The Bruins, their fans, the announcers fell quiet.  The jubilant Hawks lifted the gleaming Cup high.  We whooped with delight, naughty as children, conscious of being in Bruins’ territory.

The Bushel ‘n Peck

The Bushel ‘n Peck

This morning, the wedding over, my family left Concord, where we’d been staying.  Some of us headed to the airport, others out to Worcester for a final visit with my sister.  She took us to a locally famous deli, the Bushel ‘n Peck, where we bought sandwiches and said our good-byes.  My parents and younger sister’s family were headed back to Pennsylvania.  My husband and I were headed for the Berkshires, to kill a day or two before flying back to Chicago via Albany.

The deli was crowded, though its appearance was modest, on the verge of dumpy.  There were nine in our party. Counter staff took our orders abstractedly, without writing down a thing.  Customers came and went.  Sandwiches began appearing, were as quickly claimed.  Despite our efforts to convey to the cashier what we’d ordered, it never came right, and I’m pretty sure we ended up underpaying.  But we got the food, and it was yummy.

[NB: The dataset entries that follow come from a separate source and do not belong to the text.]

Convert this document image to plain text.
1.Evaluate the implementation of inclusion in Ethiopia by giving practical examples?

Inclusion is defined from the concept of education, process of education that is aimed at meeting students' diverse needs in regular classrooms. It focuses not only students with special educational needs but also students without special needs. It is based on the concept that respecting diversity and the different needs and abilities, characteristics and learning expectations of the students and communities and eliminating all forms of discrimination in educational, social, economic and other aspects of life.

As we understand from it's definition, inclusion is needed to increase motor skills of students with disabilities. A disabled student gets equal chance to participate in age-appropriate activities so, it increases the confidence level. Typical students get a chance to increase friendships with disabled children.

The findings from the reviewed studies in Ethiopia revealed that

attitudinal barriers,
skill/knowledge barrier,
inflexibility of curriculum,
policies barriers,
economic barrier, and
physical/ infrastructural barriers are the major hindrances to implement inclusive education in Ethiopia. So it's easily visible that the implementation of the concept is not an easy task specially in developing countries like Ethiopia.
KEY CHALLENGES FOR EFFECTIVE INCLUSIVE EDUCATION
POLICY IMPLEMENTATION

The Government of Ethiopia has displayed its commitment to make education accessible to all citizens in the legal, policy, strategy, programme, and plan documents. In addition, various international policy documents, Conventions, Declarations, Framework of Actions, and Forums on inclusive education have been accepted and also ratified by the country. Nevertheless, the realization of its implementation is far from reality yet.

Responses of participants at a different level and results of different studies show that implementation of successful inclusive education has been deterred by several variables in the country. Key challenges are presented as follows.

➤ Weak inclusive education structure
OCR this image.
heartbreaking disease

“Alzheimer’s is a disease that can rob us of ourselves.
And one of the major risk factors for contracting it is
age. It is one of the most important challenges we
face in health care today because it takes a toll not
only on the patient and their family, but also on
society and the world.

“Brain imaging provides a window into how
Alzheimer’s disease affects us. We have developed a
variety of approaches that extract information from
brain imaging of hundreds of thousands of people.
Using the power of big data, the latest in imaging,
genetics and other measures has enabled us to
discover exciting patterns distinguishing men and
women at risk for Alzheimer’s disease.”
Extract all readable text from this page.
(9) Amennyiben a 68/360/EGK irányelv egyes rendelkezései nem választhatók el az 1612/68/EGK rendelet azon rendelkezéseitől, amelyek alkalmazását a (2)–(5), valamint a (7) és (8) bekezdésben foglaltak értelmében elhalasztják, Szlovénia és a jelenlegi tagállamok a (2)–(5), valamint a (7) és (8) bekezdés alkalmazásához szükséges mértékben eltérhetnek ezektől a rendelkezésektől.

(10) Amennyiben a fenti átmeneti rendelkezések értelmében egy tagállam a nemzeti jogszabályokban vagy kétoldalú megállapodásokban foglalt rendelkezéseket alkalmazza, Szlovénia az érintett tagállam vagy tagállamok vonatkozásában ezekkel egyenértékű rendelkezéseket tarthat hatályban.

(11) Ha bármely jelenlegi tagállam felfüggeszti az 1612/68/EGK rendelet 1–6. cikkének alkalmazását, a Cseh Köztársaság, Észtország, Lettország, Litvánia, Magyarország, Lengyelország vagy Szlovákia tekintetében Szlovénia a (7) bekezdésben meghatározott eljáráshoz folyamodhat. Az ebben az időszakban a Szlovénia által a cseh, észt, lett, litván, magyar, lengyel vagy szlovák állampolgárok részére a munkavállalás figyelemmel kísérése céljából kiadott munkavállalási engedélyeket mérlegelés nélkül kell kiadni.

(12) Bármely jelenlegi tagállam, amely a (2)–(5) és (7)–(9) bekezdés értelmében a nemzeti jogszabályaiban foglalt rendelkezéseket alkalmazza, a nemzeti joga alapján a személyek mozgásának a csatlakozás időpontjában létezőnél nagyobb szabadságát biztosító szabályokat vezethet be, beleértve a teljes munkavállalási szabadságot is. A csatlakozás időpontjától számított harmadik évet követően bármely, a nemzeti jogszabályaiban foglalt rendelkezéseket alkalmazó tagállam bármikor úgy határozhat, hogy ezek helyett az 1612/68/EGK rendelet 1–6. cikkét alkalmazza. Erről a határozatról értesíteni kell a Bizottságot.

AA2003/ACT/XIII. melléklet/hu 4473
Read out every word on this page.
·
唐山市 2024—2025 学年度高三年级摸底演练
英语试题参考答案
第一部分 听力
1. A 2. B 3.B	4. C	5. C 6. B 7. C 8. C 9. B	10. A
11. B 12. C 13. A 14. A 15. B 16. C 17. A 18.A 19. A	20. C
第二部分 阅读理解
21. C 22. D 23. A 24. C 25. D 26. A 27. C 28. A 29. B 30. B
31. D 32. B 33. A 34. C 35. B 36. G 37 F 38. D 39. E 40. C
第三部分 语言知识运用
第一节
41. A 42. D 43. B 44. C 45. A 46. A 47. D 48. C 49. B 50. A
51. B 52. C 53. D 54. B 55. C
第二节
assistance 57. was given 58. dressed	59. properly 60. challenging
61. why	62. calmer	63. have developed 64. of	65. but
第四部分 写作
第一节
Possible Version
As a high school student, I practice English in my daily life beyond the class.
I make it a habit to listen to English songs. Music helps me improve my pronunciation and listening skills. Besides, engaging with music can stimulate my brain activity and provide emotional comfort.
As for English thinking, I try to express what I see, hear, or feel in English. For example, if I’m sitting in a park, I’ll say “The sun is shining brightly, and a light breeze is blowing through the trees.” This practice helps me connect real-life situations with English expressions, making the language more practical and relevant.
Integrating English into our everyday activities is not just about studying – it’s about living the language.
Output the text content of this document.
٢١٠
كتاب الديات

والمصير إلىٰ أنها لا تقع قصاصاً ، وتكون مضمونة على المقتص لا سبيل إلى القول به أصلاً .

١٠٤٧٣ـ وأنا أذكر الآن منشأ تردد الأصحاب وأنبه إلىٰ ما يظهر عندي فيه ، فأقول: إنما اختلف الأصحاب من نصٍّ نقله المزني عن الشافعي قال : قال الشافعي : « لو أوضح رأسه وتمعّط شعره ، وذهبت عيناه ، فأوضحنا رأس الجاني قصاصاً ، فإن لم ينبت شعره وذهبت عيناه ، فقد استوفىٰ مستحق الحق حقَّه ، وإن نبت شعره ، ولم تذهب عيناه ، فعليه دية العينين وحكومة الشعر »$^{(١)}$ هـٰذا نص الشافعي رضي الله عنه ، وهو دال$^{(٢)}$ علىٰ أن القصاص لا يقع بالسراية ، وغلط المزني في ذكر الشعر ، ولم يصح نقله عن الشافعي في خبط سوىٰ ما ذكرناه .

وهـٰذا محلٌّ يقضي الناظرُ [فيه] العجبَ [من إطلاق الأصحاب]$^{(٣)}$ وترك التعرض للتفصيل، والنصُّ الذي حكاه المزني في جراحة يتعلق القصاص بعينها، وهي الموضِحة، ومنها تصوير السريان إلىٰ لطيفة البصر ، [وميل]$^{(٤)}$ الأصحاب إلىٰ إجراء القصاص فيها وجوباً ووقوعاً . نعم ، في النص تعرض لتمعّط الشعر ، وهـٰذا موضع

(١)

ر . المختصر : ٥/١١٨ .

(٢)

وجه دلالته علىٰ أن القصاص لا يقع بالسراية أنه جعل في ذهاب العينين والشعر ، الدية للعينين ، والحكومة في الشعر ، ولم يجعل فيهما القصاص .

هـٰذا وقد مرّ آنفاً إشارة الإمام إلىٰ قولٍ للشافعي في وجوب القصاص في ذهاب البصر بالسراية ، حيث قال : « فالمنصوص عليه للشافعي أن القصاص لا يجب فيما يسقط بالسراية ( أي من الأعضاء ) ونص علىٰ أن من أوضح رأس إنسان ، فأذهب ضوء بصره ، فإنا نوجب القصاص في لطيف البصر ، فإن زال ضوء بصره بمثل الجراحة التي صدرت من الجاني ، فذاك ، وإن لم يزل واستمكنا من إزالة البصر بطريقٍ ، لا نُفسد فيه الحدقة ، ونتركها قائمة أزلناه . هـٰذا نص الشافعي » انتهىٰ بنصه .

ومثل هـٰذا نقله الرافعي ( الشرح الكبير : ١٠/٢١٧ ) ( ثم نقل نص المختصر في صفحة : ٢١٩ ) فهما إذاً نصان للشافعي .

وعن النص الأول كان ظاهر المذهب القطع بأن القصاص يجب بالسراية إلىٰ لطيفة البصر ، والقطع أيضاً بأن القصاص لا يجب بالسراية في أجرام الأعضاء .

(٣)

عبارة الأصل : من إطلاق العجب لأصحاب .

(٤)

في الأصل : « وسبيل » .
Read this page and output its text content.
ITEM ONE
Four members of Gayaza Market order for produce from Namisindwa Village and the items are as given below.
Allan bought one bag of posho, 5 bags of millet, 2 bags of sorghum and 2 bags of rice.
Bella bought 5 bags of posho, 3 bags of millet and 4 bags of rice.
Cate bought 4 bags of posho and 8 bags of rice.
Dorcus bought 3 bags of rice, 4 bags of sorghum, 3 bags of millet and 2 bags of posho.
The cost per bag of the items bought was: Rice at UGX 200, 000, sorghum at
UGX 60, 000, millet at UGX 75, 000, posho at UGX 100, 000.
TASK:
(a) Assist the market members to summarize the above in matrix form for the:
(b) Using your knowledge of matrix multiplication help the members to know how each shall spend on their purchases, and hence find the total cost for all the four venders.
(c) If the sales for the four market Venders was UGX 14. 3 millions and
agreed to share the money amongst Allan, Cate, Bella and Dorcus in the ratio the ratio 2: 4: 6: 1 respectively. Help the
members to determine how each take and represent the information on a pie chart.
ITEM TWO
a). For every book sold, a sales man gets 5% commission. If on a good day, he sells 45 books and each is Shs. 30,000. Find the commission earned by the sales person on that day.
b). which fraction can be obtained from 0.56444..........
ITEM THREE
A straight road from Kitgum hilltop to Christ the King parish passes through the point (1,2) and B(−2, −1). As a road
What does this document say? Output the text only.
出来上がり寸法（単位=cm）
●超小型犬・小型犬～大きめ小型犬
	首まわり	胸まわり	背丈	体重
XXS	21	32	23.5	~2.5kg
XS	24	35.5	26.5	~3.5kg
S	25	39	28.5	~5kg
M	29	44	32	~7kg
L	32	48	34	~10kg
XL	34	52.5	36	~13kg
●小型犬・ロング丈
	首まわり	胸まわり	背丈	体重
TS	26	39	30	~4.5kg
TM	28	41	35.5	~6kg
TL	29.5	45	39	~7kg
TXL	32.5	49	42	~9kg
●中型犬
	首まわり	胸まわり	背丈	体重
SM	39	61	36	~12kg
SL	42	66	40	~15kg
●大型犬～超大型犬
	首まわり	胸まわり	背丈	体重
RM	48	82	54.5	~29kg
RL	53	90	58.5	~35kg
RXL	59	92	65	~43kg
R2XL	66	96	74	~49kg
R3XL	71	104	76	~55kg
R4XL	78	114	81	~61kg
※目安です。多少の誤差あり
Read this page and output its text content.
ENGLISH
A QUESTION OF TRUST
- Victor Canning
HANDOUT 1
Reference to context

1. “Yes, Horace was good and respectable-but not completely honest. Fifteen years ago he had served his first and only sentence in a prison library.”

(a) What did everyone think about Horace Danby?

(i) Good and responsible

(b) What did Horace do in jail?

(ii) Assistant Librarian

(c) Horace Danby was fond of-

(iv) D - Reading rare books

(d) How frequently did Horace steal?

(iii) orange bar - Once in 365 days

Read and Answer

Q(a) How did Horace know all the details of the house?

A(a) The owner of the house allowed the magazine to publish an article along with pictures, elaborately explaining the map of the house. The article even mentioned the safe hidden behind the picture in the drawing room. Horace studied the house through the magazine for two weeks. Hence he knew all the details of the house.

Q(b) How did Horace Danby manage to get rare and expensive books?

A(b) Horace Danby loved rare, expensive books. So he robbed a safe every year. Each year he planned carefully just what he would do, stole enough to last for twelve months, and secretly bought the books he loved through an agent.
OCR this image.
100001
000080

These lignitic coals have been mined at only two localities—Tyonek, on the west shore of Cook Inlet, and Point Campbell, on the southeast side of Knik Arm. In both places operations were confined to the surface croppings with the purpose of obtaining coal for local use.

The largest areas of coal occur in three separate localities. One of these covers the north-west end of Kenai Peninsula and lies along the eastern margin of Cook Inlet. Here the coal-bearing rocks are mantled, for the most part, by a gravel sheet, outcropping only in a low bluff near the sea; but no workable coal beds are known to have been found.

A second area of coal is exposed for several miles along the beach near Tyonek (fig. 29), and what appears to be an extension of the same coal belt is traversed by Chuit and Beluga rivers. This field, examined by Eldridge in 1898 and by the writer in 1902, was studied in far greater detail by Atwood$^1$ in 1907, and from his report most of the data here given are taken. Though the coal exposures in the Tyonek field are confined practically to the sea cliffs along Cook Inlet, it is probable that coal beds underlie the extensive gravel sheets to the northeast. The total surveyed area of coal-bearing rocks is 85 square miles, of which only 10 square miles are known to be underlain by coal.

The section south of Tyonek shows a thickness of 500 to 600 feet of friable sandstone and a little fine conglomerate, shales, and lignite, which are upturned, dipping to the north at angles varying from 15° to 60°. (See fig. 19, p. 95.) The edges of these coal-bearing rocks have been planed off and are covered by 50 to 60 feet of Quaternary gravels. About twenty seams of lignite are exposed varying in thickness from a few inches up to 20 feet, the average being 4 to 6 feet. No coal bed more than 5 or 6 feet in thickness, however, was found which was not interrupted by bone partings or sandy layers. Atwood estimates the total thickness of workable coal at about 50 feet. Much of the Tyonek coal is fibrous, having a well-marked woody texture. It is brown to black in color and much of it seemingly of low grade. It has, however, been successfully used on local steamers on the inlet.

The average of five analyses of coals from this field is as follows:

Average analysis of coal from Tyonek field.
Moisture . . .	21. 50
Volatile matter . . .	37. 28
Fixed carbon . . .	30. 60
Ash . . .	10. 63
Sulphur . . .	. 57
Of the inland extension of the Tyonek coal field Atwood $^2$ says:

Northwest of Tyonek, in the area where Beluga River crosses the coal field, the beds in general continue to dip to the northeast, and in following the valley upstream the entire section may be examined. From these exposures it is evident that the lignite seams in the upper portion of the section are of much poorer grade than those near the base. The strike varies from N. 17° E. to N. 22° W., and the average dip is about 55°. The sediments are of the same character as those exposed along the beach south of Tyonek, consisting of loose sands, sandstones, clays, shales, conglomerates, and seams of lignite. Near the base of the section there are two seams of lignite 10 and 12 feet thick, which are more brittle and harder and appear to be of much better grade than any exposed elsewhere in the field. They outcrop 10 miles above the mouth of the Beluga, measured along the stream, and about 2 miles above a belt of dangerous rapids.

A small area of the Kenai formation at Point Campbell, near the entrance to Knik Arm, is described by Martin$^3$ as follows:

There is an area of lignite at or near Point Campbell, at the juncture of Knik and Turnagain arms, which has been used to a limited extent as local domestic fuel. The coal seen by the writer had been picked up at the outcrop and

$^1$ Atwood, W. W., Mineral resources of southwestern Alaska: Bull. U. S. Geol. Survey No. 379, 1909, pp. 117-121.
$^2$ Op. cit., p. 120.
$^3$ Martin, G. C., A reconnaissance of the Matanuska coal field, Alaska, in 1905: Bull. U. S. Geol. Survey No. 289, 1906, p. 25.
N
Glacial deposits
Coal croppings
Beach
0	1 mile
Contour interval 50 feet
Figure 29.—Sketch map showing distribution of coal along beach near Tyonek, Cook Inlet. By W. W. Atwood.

'The bomb' at Elsa's Bushel 'n Peck, © 2013 Celia Her City

‘The bomb.’  A delicious wrap made with prosciutto, seafood salad, and cheese.

I had a seafood wrap called ‘The bomb.’  As sandwiches go, it was a beauty.

The bomb was misnamed, because it went down easy.  It was filled with fresh seafood salad, prosciutto ham, lettuce, tomato, onion, pickles, and mild cheese.  Everything about it was perfect—perfectly prepared and assembled, tightly wrapped, and every ingredient noticeably cold—a quality I look for when eating in a deli.

Elsa's Bushel 'n Peck: A memento, © 2013 Celia Her City

Photograph of Teddy Kennedy and Edward McCormack, Jr. with local businessmen; a handwritten note conveys the shock of JFK’s assassination.

On our way out, we noticed some vintage photographs on the walls.  We were deep in Kennedy territory.  This one memorialized the assassination of JFK.  A young Teddy Kennedy shakes hands with local businessmen, their sentiments telegraphed in a handwritten ‘Why?’  Meanwhile, Kennedy’s onetime rival, Edward McCormack, Jr, the nephew of a powerful speaker of the US House, stands by.  A poster of Audrey Hepburn in the background caught my eye.  Back then, too, she was idolized. . . . By now, of course, everyone in the picture has gone to their graves.

Our June bride

The wedding, © 2013 Celia Her City

Today our niece was married in a beautiful open-air ceremony.

The day was hot, and the stylist persuaded CC at the last moment to have her hair put up, its thick coils enhancing the dignity of an already impressively radiant bride.

Seeing her so transformed into maturity and entering gracefully into this important commitment marked a wonderful moment in our family life.  To recall the day of her baptism and compare that new being to this was to appreciate anew the marvelous nature of her journey.  I admire my sister for having raised two such personable and accomplished girls.

The bridal couple chose the historic Fruitlands farm, in Harvard, Massachusetts, for the setting.  This was once a utopian community, where in the 1840s Transcendentalists like Bronson Alcott (Louisa May’s father) sought to achieve an ideal and harmonious style of living.  Choosing a spectacular tract of land, high on a hill with expansive views, there they farmed and planted orchards.

Today, in a tent pitched on that very site, we celebrated the beginning of a new and hopeful enterprise.  May the future of this young couple be studded with felicity and joy!